Graphs are a natural representation for modeling relationships between entities across many different fields of research. In real-world networks today, new data is constantly being produced, leading to the notion of dynamic graphs. An important query when analyzing graphs is to identify the most important vertices in a graph. Vertex importance is termed as centrality, and centrality scores can be used to provide rankings on the vertices of a graph.

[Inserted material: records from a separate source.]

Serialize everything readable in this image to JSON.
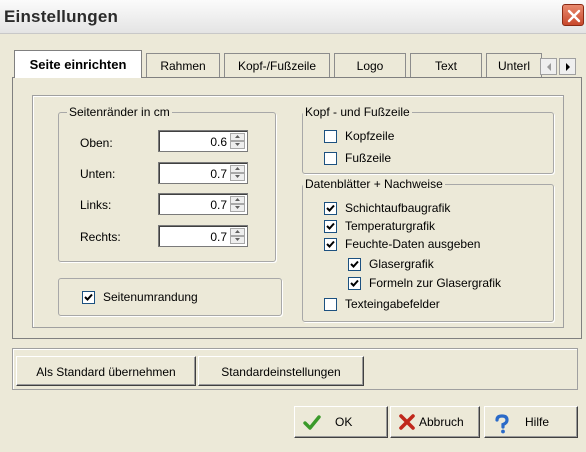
{
  "window": {
    "title": "Einstellungen"
  },
  "tabs": [
    {
      "label": "Seite einrichten"
    },
    {
      "label": "Rahmen"
    },
    {
      "label": "Kopf-/Fußzeile"
    },
    {
      "label": "Logo"
    },
    {
      "label": "Text"
    },
    {
      "label": "Unterl"
    }
  ],
  "margins_group": {
    "title": "Seitenränder in cm",
    "fields": [
      {
        "label": "Oben:",
        "value": "0.6"
      },
      {
        "label": "Unten:",
        "value": "0.7"
      },
      {
        "label": "Links:",
        "value": "0.7"
      },
      {
        "label": "Rechts:",
        "value": "0.7"
      }
    ]
  },
  "border_checkbox": {
    "label": "Seitenumrandung",
    "checked": true
  },
  "header_footer_group": {
    "title": "Kopf - und Fußzeile",
    "items": [
      {
        "label": "Kopfzeile",
        "checked": false
      },
      {
        "label": "Fußzeile",
        "checked": false
      }
    ]
  },
  "datasheets_group": {
    "title": "Datenblätter + Nachweise",
    "items": [
      {
        "label": "Schichtaufbaugrafik",
        "checked": true
      },
      {
        "label": "Temperaturgrafik",
        "checked": true
      },
      {
        "label": "Feuchte-Daten ausgeben",
        "checked": true
      },
      {
        "label": "Glasergrafik",
        "checked": true
      },
      {
        "label": "Formeln zur Glasergrafik",
        "checked": true
      },
      {
        "label": "Texteingabefelder",
        "checked": false
      }
    ]
  },
  "buttons": {
    "set_default": "Als Standard übernehmen",
    "defaults": "Standardeinstellungen",
    "ok": "OK",
    "cancel": "Abbruch",
    "help": "Hilfe"
  },
  "colors": {
    "checkmark": "#000000",
    "ok_icon": "#3a9a2a",
    "cancel_icon": "#c0281c",
    "help_icon": "#2a6ac8"
  }
}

Specifically, I focus on Katz Centrality, a linear algebra based metric that measures the affinity between vertices in a graph as a weighted sum of the number of walks between them. Calculating Katz scores involves approximating the solution to a linear system using iterative solvers. Currently, we do not have a sense of how the numerical error from the iterative method in the approximation to the centrality vector affects the identification of the highly ranked vertices. In the first part of the talk, I bridge the two research areas of numerical analysis and network analysis by providing insight into how bounding the error between the approximate and exact solution in the numerical problem affects the correct relative ranking of vertices in the data mining problem.
Typically, Katz scores are calculated through linear algebra. In the second section of the talk, I present an new alternative, agglomerative method of calculating personalized Katz scores. The algorithm presented is several orders of magnitude faster than the typical linear algebra approach and is able to return good quality scores of vertices. Finally, updating centrality scores of the vertices in a dynamic graph quickly becomes expensive to recompute from scratch every time the underlying graph is changed, as is the case in evolving networks. I conclude the talk by presenting a new algorithm for updating the Katz scores of vertices in a dynamic graph that is faster than static recomputation while maintaining good quality of the scores returned.